Biological weed control

  • Use of living organisms viz., insects, disease organisms, herbivorous fish, snails or even competitive plants for the
    control of weeds is called biological control. 
  • In biological control method, it is not possible to eradicate weeds but weed population can be reduced.
    Hirschmanniella spinicaudata is a rice root nematode which controls most upland rice weed.
  • Bactra verutana - a moth destroys Cyperus rotundus. 
  • Ludiwigia parviflora is completely destroyed by Altica cynanea (steel blue beetle)


Integrated Weed Management  

  Integrated weed management (IWM) involves the concept of multiple tactics of weed management, maintenance of weed population below economic injury level and conservation of environment quality.  A successful IWM strategy has the principles of enhancing farmer’s profitability, environmental protection and responsiveness to consumer preference.

Major components of IWM are

  • Monitoring weeds, shift in weed flora, appearance of resistant weeds and introduction of new weeds.
  • Emphasis on ecological, biological and biotechnological methods for environmental safety. 
  • Low cost agronomic technology for weed management in IWM system:                   
              >> Stale seedbed
              >> Balanced fertilizer use
              >> Higher plant population
              >> Intercropping / relay cropping
              >> Use of competitive cultivars
              >> Supplemental herbicide use at minimum possible rate.

Wet seeded rice

  • Pre-emergence application of Pretilachlor 0.75 kg/ha or Butachlor 1.0 kg/ha on 8 DAS or Pretilachlor + safener (Soft) at 0.45 kg/ha on 3-4 DAS followed by one hand weeding on 40 DAS.
  • Alternatively post-emergence application of Almix 4g/ha + 0.2 % surfactant at 20 DAS followed by one hand weeding on 40 DAS.

Rainfed rice

  • Apply pendimethalin 1.0kg/ha on 5 days after sowing or Pretilachlor + safener (Sofit) 0.45kg/ha on the day of receipt of soaking rain followed by one hand weeding on 30 to 35 days after sowing.

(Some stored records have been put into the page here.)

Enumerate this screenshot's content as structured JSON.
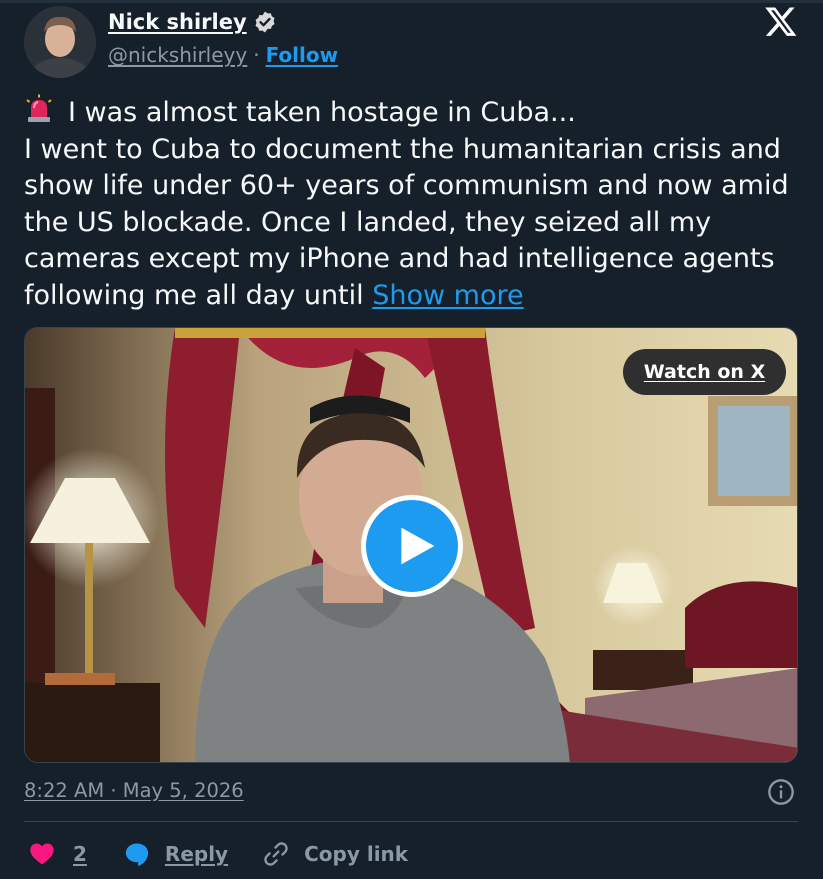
{
  "author": {
    "name": "Nick shirley",
    "handle": "@nickshirleyy",
    "separator": "·",
    "follow_label": "Follow"
  },
  "tweet": {
    "lines": [
      "I was almost taken hostage in Cuba...",
      "I went to Cuba to document the humanitarian crisis and",
      "show life under 60+ years of communism and now amid",
      "the US blockade. Once I landed, they seized all my",
      "cameras except my iPhone and had intelligence agents",
      "following me all day until"
    ],
    "show_more_label": "Show more",
    "leading_emoji": "siren-icon"
  },
  "media": {
    "watch_label": "Watch on X",
    "play_icon": "play-icon"
  },
  "timestamp": "8:22 AM · May 5, 2026",
  "actions": {
    "like_count": "2",
    "reply_label": "Reply",
    "copy_label": "Copy link"
  },
  "colors": {
    "background": "#15202b",
    "accent": "#1d9bf0",
    "like": "#f91880",
    "muted": "#8b98a5"
  }
}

  Special Practices for Kerala

   In certain areas like Kuttanad, wild rice has become a menace in recent years. The following agronomic practices can successfully control the infestation of wild rice.

  • Coat dry seeds with 20% calcium peroxide using 4% PVA solution as an adhesive and then broadcast in the field with 10-15 cm column of standing water.

  • Maintain the water level for 10-12 days to prevent germination of wild rice.

  • Drain the field and apply N and K fertilizer as per recommendation for rapid growth of the rice seedlings.

Control of Salvinia molesta (African payal)

  • Trampling salvinia in situ in the wet lands a week before transplanting will control the weed and add to soil fertility.

  • For chemical control of salvinia, spray paraquat 42% TP @ 3.15 kg/ha (0.75 kg ai/ha).